- Born: Emma Lee
- Occupation: Television presenter
- Years active: 1993–present

= Emma Lee =

Emma Lee is a television presenter and former catwalk model, she has presented productions which have gone on to receive RTS and BAFTA recognition and has presented on GMTV and ITV1's The Zone.

==Presenting career==
After appearing in modelling appearing in campaigns, Lee made her television debut on Channel 4's Watch This Space, where the nation voted for her to front her very own live youth magazine show.

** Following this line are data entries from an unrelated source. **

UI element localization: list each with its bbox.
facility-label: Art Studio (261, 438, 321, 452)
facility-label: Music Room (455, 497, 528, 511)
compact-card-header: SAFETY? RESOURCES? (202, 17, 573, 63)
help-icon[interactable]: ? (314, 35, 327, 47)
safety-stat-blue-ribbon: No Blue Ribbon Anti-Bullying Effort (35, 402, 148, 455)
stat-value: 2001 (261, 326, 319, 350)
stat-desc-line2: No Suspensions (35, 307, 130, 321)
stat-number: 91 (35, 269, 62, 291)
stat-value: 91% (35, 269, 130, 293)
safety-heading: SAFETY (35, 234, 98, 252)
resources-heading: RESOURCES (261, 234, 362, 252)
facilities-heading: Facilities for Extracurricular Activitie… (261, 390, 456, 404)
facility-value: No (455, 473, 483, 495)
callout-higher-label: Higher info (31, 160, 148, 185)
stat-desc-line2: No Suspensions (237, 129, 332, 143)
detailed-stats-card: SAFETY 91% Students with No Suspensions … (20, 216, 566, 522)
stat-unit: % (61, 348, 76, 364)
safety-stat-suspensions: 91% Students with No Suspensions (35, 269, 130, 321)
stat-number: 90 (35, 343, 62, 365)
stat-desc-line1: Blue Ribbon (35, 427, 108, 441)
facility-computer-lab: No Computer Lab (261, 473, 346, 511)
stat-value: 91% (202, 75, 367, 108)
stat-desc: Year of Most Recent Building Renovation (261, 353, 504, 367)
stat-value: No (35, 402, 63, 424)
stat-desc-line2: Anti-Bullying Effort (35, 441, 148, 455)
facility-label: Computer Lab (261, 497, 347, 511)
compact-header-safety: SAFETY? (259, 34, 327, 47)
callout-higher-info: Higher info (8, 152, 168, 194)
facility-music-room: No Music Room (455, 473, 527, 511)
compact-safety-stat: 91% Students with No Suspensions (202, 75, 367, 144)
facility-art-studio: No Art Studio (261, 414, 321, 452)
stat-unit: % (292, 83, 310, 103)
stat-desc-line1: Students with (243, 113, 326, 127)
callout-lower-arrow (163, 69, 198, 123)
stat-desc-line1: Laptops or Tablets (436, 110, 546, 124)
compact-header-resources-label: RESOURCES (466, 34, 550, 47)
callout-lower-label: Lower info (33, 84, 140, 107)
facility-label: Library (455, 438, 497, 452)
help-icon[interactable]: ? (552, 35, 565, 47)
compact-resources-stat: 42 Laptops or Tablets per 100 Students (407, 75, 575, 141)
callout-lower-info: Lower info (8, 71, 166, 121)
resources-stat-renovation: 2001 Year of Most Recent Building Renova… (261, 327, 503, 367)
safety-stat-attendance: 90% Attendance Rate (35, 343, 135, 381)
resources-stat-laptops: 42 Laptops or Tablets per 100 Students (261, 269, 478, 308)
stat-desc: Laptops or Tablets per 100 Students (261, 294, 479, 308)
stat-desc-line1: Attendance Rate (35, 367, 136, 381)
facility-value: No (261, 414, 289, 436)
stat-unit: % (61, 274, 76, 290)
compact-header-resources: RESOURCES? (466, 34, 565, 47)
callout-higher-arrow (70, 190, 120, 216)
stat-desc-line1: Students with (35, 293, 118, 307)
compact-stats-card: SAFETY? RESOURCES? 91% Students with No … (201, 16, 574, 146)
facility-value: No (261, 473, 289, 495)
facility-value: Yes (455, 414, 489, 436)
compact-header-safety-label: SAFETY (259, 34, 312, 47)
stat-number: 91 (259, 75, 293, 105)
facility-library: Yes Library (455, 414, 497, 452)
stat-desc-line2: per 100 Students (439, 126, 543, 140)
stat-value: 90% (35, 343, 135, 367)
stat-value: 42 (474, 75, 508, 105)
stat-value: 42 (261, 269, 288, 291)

Television credits include RTS-nominated Reactive and The Friday Zone for BBC1, The Big Breakfast for Channel 4 and Nickelodeon,

Lee lives in London with husband, television presenter Tim Dixon – with whom she manages a production company and interactive agency called Insidemedia.

===Credits===
- Watch This Space Presenter of interactive magazine for Channel 4
- Reactive Show dedicated to computer games and competitions for CBBC.
- Telegantic Megavision Saturday morning show for ITV1.
- Reach For The Top Documentary programme for BBC One
- Technik Factual science show for young viewers on Nickelodeon UK
- Friday Zone hour long show of sketches and competitions.
- Pulling Power Entertainment motoring programme for Carlton Central
- You'll Never Believe It!, ITV1.
- Disney Channel Kids Awards (Yearly) BAFTA winning live award ceremony, for Disney Channel UK, Sky One, and Channel Five
- Studio Disney / Disney Channel presenter Live weekday show.
- "The National Lottery", presenter, 2007
- Virgin Sports News news anchor, 2008–2009
- "Sky Movies" presenter, 2009
- The Fluffy Club (GMTV) presenter, 2010
- "The Zone ITV1" presenter, 2010
- "Planet Wild", ITV, family gameshow – 2010
- "Jackpot247.com", Freeview ch39 – 2012
- William Hill Casino TV, CSJHDN TV, 2025, with Alfie Deyes and Kerry Newell.